Considerações finais

Os resultados demonstram que as técnicas conservacionistas surtem efeito

apenas quando acompanhadas de mudanças no uso da terra, quando de coberturas

que ofertam maior proteção ao solo e/ou correção constante dos terraços agrícolas.

Em outras circunstâncias, com as vertentes desgastadas pelo superpastoreio, as

técnicas adotadas proporcionam maior infiltração de água e abastecem a voçoroca,

dinamizando os processos erosivos nas vertentes.
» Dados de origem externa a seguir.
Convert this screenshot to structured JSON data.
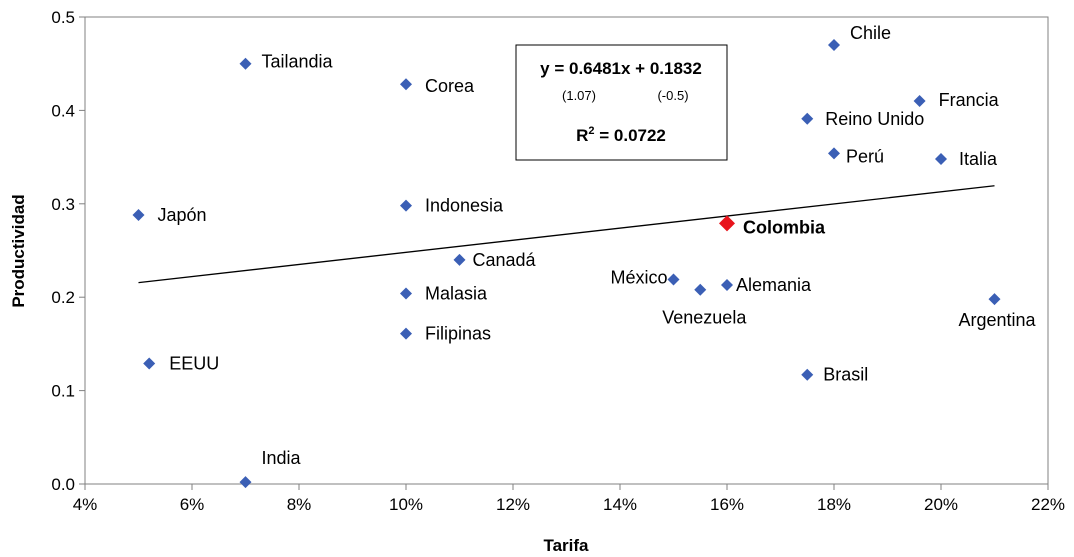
{
  "chart_data": {
    "type": "scatter",
    "xlabel": "Tarifa",
    "ylabel": "Productividad",
    "xlim": [
      0.04,
      0.22
    ],
    "ylim": [
      0,
      0.5
    ],
    "x_ticks": [
      "4%",
      "6%",
      "8%",
      "10%",
      "12%",
      "14%",
      "16%",
      "18%",
      "20%",
      "22%"
    ],
    "y_ticks": [
      "0.0",
      "0.1",
      "0.2",
      "0.3",
      "0.4",
      "0.5"
    ],
    "grid": false,
    "colors": {
      "point": "#3b5fb5",
      "highlight": "#e8141c",
      "trend": "#000000"
    },
    "points": [
      {
        "label": "Tailandia",
        "x": 0.07,
        "y": 0.45
      },
      {
        "label": "Corea",
        "x": 0.1,
        "y": 0.428
      },
      {
        "label": "Chile",
        "x": 0.18,
        "y": 0.47
      },
      {
        "label": "Francia",
        "x": 0.196,
        "y": 0.41
      },
      {
        "label": "Reino Unido",
        "x": 0.175,
        "y": 0.391
      },
      {
        "label": "Perú",
        "x": 0.18,
        "y": 0.354
      },
      {
        "label": "Italia",
        "x": 0.2,
        "y": 0.348
      },
      {
        "label": "Japón",
        "x": 0.05,
        "y": 0.288
      },
      {
        "label": "Indonesia",
        "x": 0.1,
        "y": 0.298
      },
      {
        "label": "Colombia",
        "x": 0.16,
        "y": 0.279,
        "highlight": true
      },
      {
        "label": "Canadá",
        "x": 0.11,
        "y": 0.24
      },
      {
        "label": "México",
        "x": 0.15,
        "y": 0.219
      },
      {
        "label": "Alemania",
        "x": 0.16,
        "y": 0.213
      },
      {
        "label": "Venezuela",
        "x": 0.155,
        "y": 0.208
      },
      {
        "label": "Malasia",
        "x": 0.1,
        "y": 0.204
      },
      {
        "label": "Argentina",
        "x": 0.21,
        "y": 0.198
      },
      {
        "label": "Filipinas",
        "x": 0.1,
        "y": 0.161
      },
      {
        "label": "EEUU",
        "x": 0.052,
        "y": 0.129
      },
      {
        "label": "Brasil",
        "x": 0.175,
        "y": 0.117
      },
      {
        "label": "India",
        "x": 0.07,
        "y": 0.002
      }
    ],
    "trendline": {
      "slope": 0.6481,
      "intercept": 0.1832,
      "x_range": [
        0.05,
        0.21
      ]
    },
    "annotation": {
      "equation": "y = 0.6481x + 0.1832",
      "se_slope": "(1.07)",
      "se_intercept": "(-0.5)",
      "r2_prefix": "R",
      "r2_sup": "2",
      "r2_value": " = 0.0722"
    }
  }
}
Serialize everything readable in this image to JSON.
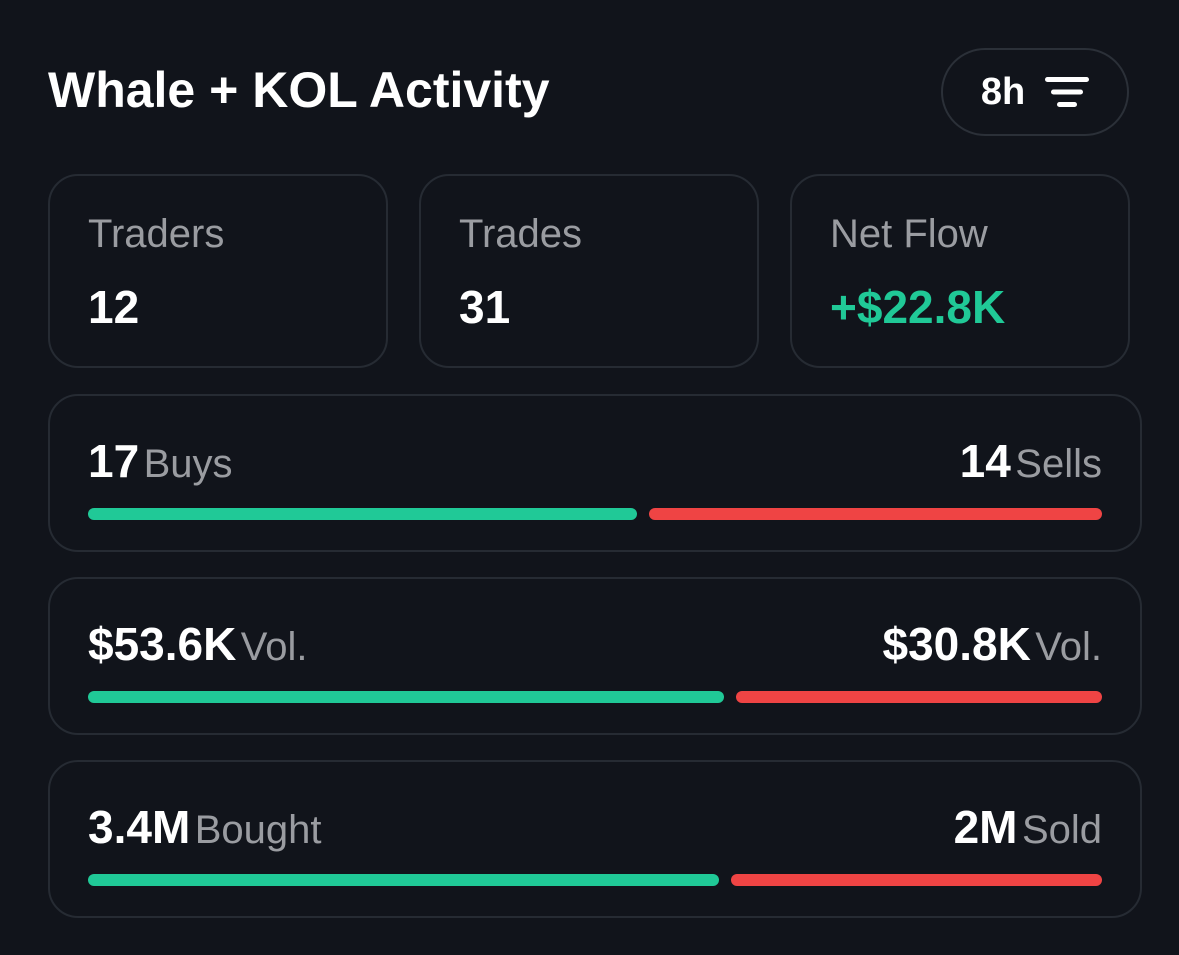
{
  "header": {
    "title": "Whale + KOL Activity",
    "time_filter": "8h",
    "filter_icon": "filter-lines-icon"
  },
  "stats": [
    {
      "label": "Traders",
      "value": "12"
    },
    {
      "label": "Trades",
      "value": "31"
    },
    {
      "label": "Net Flow",
      "value": "+$22.8K"
    }
  ],
  "rows": [
    {
      "left_value": "17",
      "left_unit": "Buys",
      "right_value": "14",
      "right_unit": "Sells",
      "buy_share": 0.548
    },
    {
      "left_value": "$53.6K",
      "left_unit": "Vol.",
      "right_value": "$30.8K",
      "right_unit": "Vol.",
      "buy_share": 0.635
    },
    {
      "left_value": "3.4M",
      "left_unit": "Bought",
      "right_value": "2M",
      "right_unit": "Sold",
      "buy_share": 0.63
    }
  ],
  "colors": {
    "background": "#11141b",
    "positive": "#20c997",
    "negative": "#ef4444",
    "muted_text": "#9a9ca1",
    "card_border": "#262b33"
  }
}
Constatou-se que, embora os

barramentos tenham promovido a estabilização aparente da voçorocamento, há uma

dinâmica intensa nos demais processos erosivos, sobretudo das ravinas que surgem

na baixa vertente, na borda da voçoroca.

Como limitação do uso do Coeficiente de Correlação de Pearson (p),

compreende-se a atenção dada a análise dos resultados junto aos produtos

cartografados, no intuito de interpretar, sobretudo, as variáveis que oscilam ao longo

do período analisado, uma vez que essas oscilações alteram a correlação. Assim, em

alguns casos, faz-se necessário reaplicar o Coeficiente de Correlação de Pearson (p)

em determinados períodos, como ocorreu entre o pasto e as formas erosivas.